I was a bit disturbed by the term “cloning” coined by Joanne Kenworthy and Jennifer Jenkins and used by Robin Walker, because to me it implies copying another person’s accent wholesale, leading me to imagine an ESL program where every graduate sounds like Javier Bardem. There are two elements that can counteract this: having a variety of role models and allowing the students to participate as much as possible in choosing their role models. I’ll talk about those more in a future post.

Speech role models

John Murphy of Georgia State published an article about using non-native speakers, and specifically the Spanish actor Javier Bardem, as models for teaching English as a Second Language (ESL) or as a foreign language (EFL). Mura Nava tweeted a blog post from Robin Walker connecting Murphy’s work to similar work by Kenworthy and Jenkins, Peter Roach and others. I tried something like this when I taught ESL back in 2010, more or less unaware of all the previous work that Murphy cites, and Mura Nava was interested to know how it went, so here’s the first part of a quick write-up.

When I was asked to teach a class in ESL Speech “Advanced Oral/Aural Communication” at Saint John’s University in the fall of 2010, I had taught French and Linguistics, but I had only tutored English one-on-one. My wife is an experienced professor of ESL and was a valuable source of advice, but our student populations and our goals were different, so I did not simply copy her methods.

One concept that I introduced was that of a Speech Role Model. When I was learning French, I found it invaluable to imitate entertainers; I’ve never met Jacques Dutronc, but I often say that he was one of my best French teachers because of the clever lyricists he worked with and his clear, wry delivery. He was just one of the many French people that I imitated to improve my pronunciation.

This was all back in the days of television and cassettes, and most of the French culture that we had access to here in the United States was filtered through the wine, Proust and Rohmer tastes of American Francophiles.

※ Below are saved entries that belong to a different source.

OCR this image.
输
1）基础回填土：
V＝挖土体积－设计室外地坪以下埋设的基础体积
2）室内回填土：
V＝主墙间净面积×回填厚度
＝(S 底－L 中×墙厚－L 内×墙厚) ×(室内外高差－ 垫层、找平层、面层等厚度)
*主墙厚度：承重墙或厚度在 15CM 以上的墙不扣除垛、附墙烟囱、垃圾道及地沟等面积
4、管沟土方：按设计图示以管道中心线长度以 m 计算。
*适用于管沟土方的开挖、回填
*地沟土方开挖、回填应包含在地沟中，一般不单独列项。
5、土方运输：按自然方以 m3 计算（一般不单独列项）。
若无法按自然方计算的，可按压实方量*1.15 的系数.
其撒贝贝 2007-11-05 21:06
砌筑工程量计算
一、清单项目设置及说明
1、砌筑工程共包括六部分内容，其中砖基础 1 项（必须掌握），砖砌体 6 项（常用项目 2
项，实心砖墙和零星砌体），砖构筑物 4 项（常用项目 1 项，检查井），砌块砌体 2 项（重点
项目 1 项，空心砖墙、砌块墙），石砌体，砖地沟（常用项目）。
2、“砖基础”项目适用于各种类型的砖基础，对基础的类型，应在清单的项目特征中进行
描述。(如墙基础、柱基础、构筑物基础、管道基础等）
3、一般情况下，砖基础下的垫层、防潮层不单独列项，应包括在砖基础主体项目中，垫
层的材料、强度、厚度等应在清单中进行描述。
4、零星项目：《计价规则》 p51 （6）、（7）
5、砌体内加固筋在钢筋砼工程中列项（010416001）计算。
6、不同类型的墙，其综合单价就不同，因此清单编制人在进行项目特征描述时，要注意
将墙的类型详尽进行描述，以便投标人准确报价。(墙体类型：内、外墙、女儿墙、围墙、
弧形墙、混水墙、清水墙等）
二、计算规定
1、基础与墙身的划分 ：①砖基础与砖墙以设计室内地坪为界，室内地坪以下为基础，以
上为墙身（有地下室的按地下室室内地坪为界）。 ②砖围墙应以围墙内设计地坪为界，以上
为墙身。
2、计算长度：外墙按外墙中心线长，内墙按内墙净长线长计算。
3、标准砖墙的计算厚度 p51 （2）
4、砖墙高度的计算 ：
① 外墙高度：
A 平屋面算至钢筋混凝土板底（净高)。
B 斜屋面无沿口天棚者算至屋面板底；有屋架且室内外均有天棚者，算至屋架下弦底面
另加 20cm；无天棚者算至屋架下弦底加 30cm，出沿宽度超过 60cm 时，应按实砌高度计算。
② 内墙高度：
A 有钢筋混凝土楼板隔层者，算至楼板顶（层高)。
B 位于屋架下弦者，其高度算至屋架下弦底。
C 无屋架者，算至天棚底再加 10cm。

As a geeky kid with a fondness for comedy I found Edith Piaf and even Gérard Depardieu too alien to emulate. I found out about Dutronc in college through a bootleg tape made for me by a student from France who lived down the hall, and then I had to study abroad in France to find more role models.

With today’s multimedia Internet technology, we have an incredible the ability to listen to millions of people from around the world. At Saint John’s I asked my students to choose a Speech Role Model for English: a native speaker that they personally admired and wanted to sound like. I was surprised by the number of students who named President Obama as their role model, including female students from China, but on reflection it was an obvious choice, as he is a clear, forceful and eloquent speaker. Other students chose actresses Meryl Streep and Jennifer Anniston, talk-show host Bill O’Reilly and local newscaster Pat Kiernan.

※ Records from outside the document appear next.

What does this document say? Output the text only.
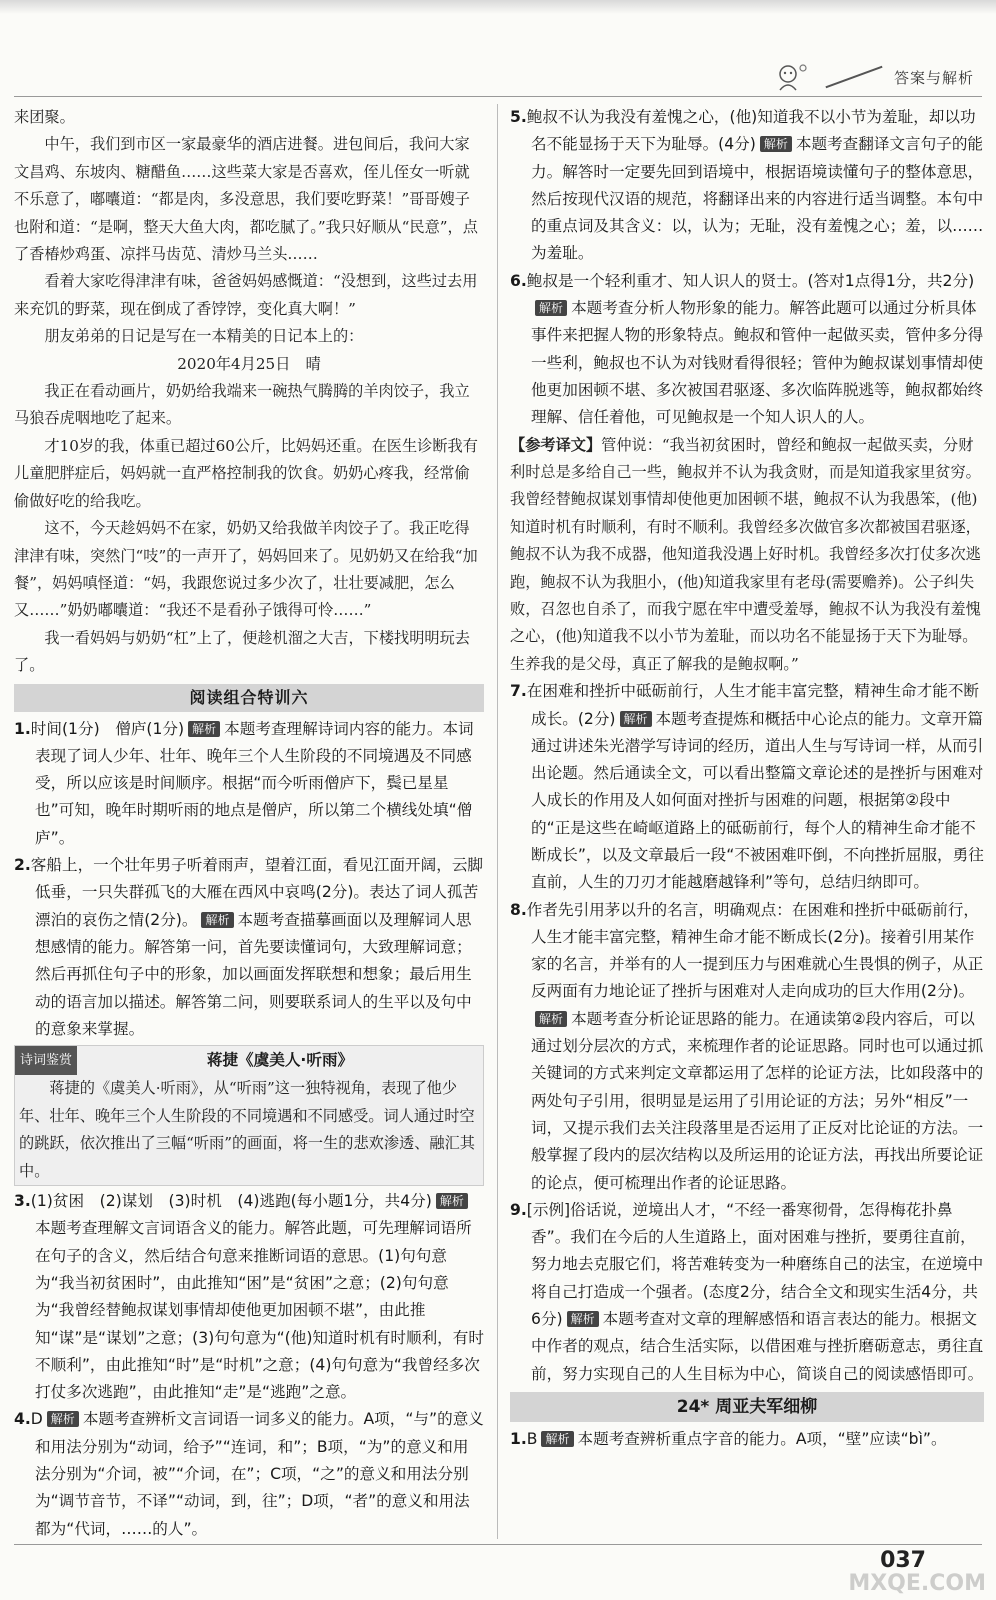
答案与解析

来团聚。

中午，我们到市区一家最豪华的酒店进餐。进包间后，我问大家文昌鸡、东坡肉、糖醋鱼……这些菜大家是否喜欢，侄儿侄女一听就不乐意了，嘟囔道：“都是肉，多没意思，我们要吃野菜！”哥哥嫂子也附和道：“是啊，整天大鱼大肉，都吃腻了。”我只好顺从“民意”，点了香椿炒鸡蛋、凉拌马齿苋、清炒马兰头……

看着大家吃得津津有味，爸爸妈妈感慨道：“没想到，这些过去用来充饥的野菜，现在倒成了香饽饽，变化真大啊！”

朋友弟弟的日记是写在一本精美的日记本上的：

2020年4月25日　晴

我正在看动画片，奶奶给我端来一碗热气腾腾的羊肉饺子，我立马狼吞虎咽地吃了起来。

才10岁的我，体重已超过60公斤，比妈妈还重。在医生诊断我有儿童肥胖症后，妈妈就一直严格控制我的饮食。奶奶心疼我，经常偷偷做好吃的给我吃。

这不，今天趁妈妈不在家，奶奶又给我做羊肉饺子了。我正吃得津津有味，突然门“吱”的一声开了，妈妈回来了。见奶奶又在给我“加餐”，妈妈嗔怪道：“妈，我跟您说过多少次了，壮壮要减肥，怎么又……”奶奶嘟囔道：“我还不是看孙子饿得可怜……”

我一看妈妈与奶奶“杠”上了，便趁机溜之大吉，下楼找明明玩去了。

阅读组合特训六

1.时间(1分)　僧庐(1分) 解析 本题考查理解诗词内容的能力。本词表现了词人少年、壮年、晚年三个人生阶段的不同境遇及不同感受，所以应该是时间顺序。根据“而今听雨僧庐下，鬓已星星也”可知，晚年时期听雨的地点是僧庐，所以第二个横线处填“僧庐”。

2.客船上，一个壮年男子听着雨声，望着江面，看见江面开阔，云脚低垂，一只失群孤飞的大雁在西风中哀鸣(2分)。表达了词人孤苦漂泊的哀伤之情(2分)。 解析 本题考查描摹画面以及理解词人思想感情的能力。解答第一问，首先要读懂词句，大致理解词意；然后再抓住句子中的形象，加以画面发挥联想和想象；最后用生动的语言加以描述。解答第二问，则要联系词人的生平以及句中的意象来掌握。

诗词鉴赏	蒋捷《虞美人·听雨》

蒋捷的《虞美人·听雨》，从“听雨”这一独特视角，表现了他少年、壮年、晚年三个人生阶段的不同境遇和不同感受。词人通过时空的跳跃，依次推出了三幅“听雨”的画面，将一生的悲欢渗透、融汇其中。

3.(1)贫困　(2)谋划　(3)时机　(4)逃跑(每小题1分，共4分) 解析本题考查理解文言词语含义的能力。解答此题，可先理解词语所在句子的含义，然后结合句意来推断词语的意思。(1)句句意为“我当初贫困时”，由此推知“困”是“贫困”之意；(2)句句意为“我曾经替鲍叔谋划事情却使他更加困顿不堪”，由此推知“谋”是“谋划”之意；(3)句句意为“(他)知道时机有时顺利，有时不顺利”，由此推知“时”是“时机”之意；(4)句句意为“我曾经多次打仗多次逃跑”，由此推知“走”是“逃跑”之意。

4.D 解析 本题考查辨析文言词语一词多义的能力。A项，“与”的意义和用法分别为“动词，给予”“连词，和”；B项，“为”的意义和用法分别为“介词，被”“介词，在”；C项，“之”的意义和用法分别为“调节音节，不译”“动词，到，往”；D项，“者”的意义和用法都为“代词，……的人”。

5.鲍叔不认为我没有羞愧之心，(他)知道我不以小节为羞耻，却以功名不能显扬于天下为耻辱。(4分) 解析 本题考查翻译文言句子的能力。解答时一定要先回到语境中，根据语境读懂句子的整体意思，然后按现代汉语的规范，将翻译出来的内容进行适当调整。本句中的重点词及其含义：以，认为；无耻，没有羞愧之心；羞，以……为羞耻。

6.鲍叔是一个轻利重才、知人识人的贤士。(答对1点得1分，共2分)解析 本题考查分析人物形象的能力。解答此题可以通过分析具体事件来把握人物的形象特点。鲍叔和管仲一起做买卖，管仲多分得一些利，鲍叔也不认为对钱财看得很轻；管仲为鲍叔谋划事情却使他更加困顿不堪、多次被国君驱逐、多次临阵脱逃等，鲍叔都始终理解、信任着他，可见鲍叔是一个知人识人的人。

【参考译文】管仲说：“我当初贫困时，曾经和鲍叔一起做买卖，分财利时总是多给自己一些，鲍叔并不认为我贪财，而是知道我家里贫穷。我曾经替鲍叔谋划事情却使他更加困顿不堪，鲍叔不认为我愚笨，(他)知道时机有时顺利，有时不顺利。我曾经多次做官多次都被国君驱逐，鲍叔不认为我不成器，他知道我没遇上好时机。我曾经多次打仗多次逃跑，鲍叔不认为我胆小，(他)知道我家里有老母(需要赡养)。公子纠失败，召忽也自杀了，而我宁愿在牢中遭受羞辱，鲍叔不认为我没有羞愧之心，(他)知道我不以小节为羞耻，而以功名不能显扬于天下为耻辱。生养我的是父母，真正了解我的是鲍叔啊。”

7.在困难和挫折中砥砺前行，人生才能丰富完整，精神生命才能不断成长。(2分) 解析 本题考查提炼和概括中心论点的能力。文章开篇通过讲述朱光潜学写诗词的经历，道出人生与写诗词一样，从而引出论题。然后通读全文，可以看出整篇文章论述的是挫折与困难对人成长的作用及人如何面对挫折与困难的问题，根据第②段中的“正是这些在崎岖道路上的砥砺前行，每个人的精神生命才能不断成长”，以及文章最后一段“不被困难吓倒，不向挫折屈服，勇往直前，人生的刀刃才能越磨越锋利”等句，总结归纳即可。

8.作者先引用茅以升的名言，明确观点：在困难和挫折中砥砺前行，人生才能丰富完整，精神生命才能不断成长(2分)。接着引用某作家的名言，并举有的人一提到压力与困难就心生畏惧的例子，从正反两面有力地论证了挫折与困难对人走向成功的巨大作用(2分)。解析 本题考查分析论证思路的能力。在通读第②段内容后，可以通过划分层次的方式，来梳理作者的论证思路。同时也可以通过抓关键词的方式来判定文章都运用了怎样的论证方法，比如段落中的两处句子引用，很明显是运用了引用论证的方法；另外“相反”一词，又提示我们去关注段落里是否运用了正反对比论证的方法。一般掌握了段内的层次结构以及所运用的论证方法，再找出所要论证的论点，便可梳理出作者的论证思路。

9.[示例]俗话说，逆境出人才，“不经一番寒彻骨，怎得梅花扑鼻香”。我们在今后的人生道路上，面对困难与挫折，要勇往直前，努力地去克服它们，将苦难转变为一种磨练自己的法宝，在逆境中将自己打造成一个强者。(态度2分，结合全文和现实生活4分，共6分) 解析 本题考查对文章的理解感悟和语言表达的能力。根据文中作者的观点，结合生活实际，以借困难与挫折磨砺意志，勇往直前，努力实现自己的人生目标为中心，简谈自己的阅读感悟即可。

24* 周亚夫军细柳

1.B 解析 本题考查辨析重点字音的能力。A项，“壁”应读“bì”。

037
MXQE.COM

One notable choice, hip-hop artist Eminem, gave me the opportunity to discuss covert prestige and its challenges. Another, the character of Sheldon Cooper from the television series “The Big Bang Theory,” was too scripted, and I was debating whether to accept it when I discovered that it was just a cover so that the student could plagiarize crowdsourced transcriptions.

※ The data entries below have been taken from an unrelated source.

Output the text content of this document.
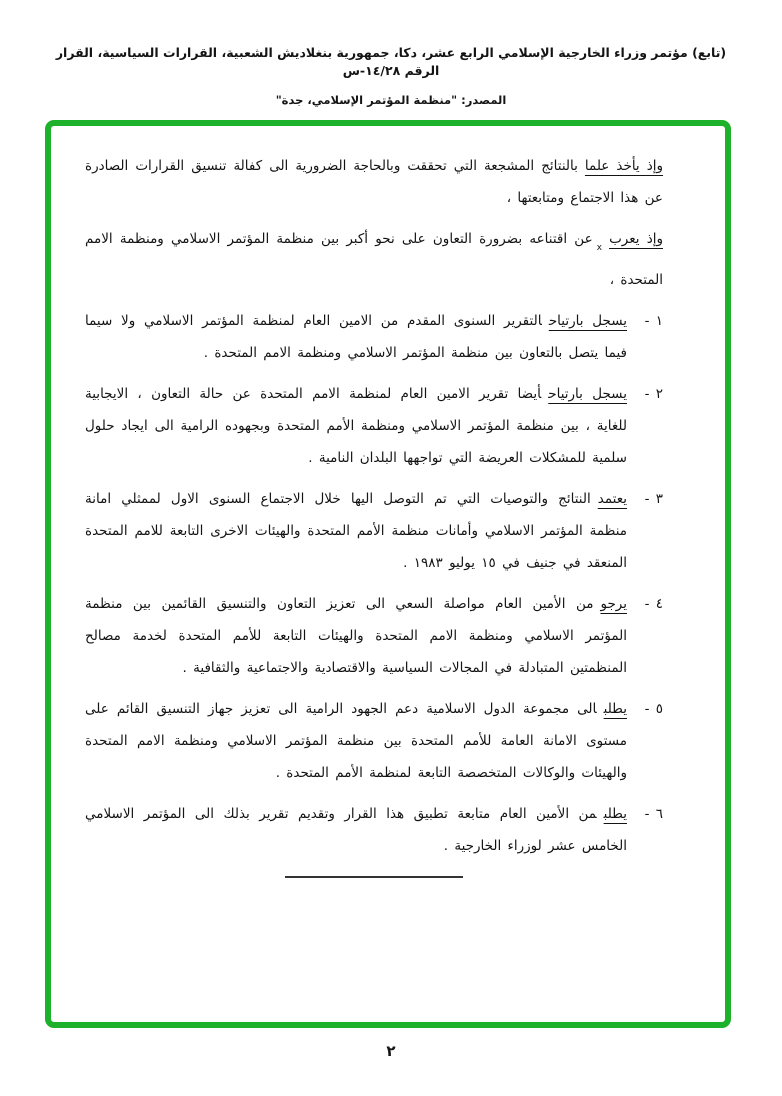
(تابع) مؤتمر وزراء الخارجية الإسلامي الرابع عشر، دكا، جمهورية بنغلاديش الشعبية، القرارات السياسية، القرار الرقم ١٤/٢٨-س
المصدر: "منظمة المؤتمر الإسلامي، جدة"

وإذ يأخذ علمابالنتائج المشجعة التي تحققت وبالحاجة الضرورية الى كفالة تنسيق القرارات الصادرة عن هذا الاجتماع ومتابعتها ،

وإذ يعرب$_x$عن اقتناعه بضرورة التعاون على نحو أكبر بين منظمة المؤتمر الاسلامي ومنظمة الامم المتحدة ،

١ -

يسجل بارتياحالتقرير السنوى المقدم من الامين العام لمنظمة المؤتمر الاسلامي ولا سيما فيما يتصل بالتعاون بين منظمة المؤتمر الاسلامي ومنظمة الامم المتحدة .

٢ -

يسجل بارتياحأيضا تقرير الامين العام لمنظمة الامم المتحدة عن حالة التعاون ، الايجابية للغاية ، بين منظمة المؤتمر الاسلامي ومنظمة الأمم المتحدة وبجهوده الرامية الى ايجاد حلول سلمية للمشكلات العريضة التي تواجهها البلدان النامية .

٣ -

يعتمدالنتائج والتوصيات التي تم التوصل اليها خلال الاجتماع السنوى الاول لممثلي امانة منظمة المؤتمر الاسلامي وأمانات منظمة الأمم المتحدة والهيئات الاخرى التابعة للامم المتحدة المنعقد في جنيف في ١٥ يوليو ١٩٨٣ .

٤ -

يرجومن الأمين العام مواصلة السعي الى تعزيز التعاون والتنسيق القائمين بين منظمة المؤتمر الاسلامي ومنظمة الامم المتحدة والهيئات التابعة للأمم المتحدة لخدمة مصالح المنظمتين المتبادلة في المجالات السياسية والاقتصادية والاجتماعية والثقافية .

٥ -

يطلبالى مجموعة الدول الاسلامية دعم الجهود الرامية الى تعزيز جهاز التنسيق القائم على مستوى الامانة العامة للأمم المتحدة بين منظمة المؤتمر الاسلامي ومنظمة الامم المتحدة والهيئات والوكالات المتخصصة التابعة لمنظمة الأمم المتحدة .

٦ -

يطلبمن الأمين العام متابعة تطبيق هذا القرار وتقديم تقرير بذلك الى المؤتمر الاسلامي الخامس عشر لوزراء الخارجية .

٢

In subsequent assignments I asked the students to find a YouTube video of their role model and to transcribe a short excerpt. I then asked the students to record themselves imitating that excerpt from their Speech Role Models. Some of the students were engaged and interested, but others seemed frustrated and discouraged. When I listened to my students and comparing their speech to their chosen role models, I had an idea why. The students who were engaged were either naturally enthusiastic or good mimics, but the challenge was to motivate the others. There was so much distance between them and the native English speakers, much more than could be covered in a semester. That was when I thought of adding a non-native Second Speech Role Model. I’ll have to leave that for another post.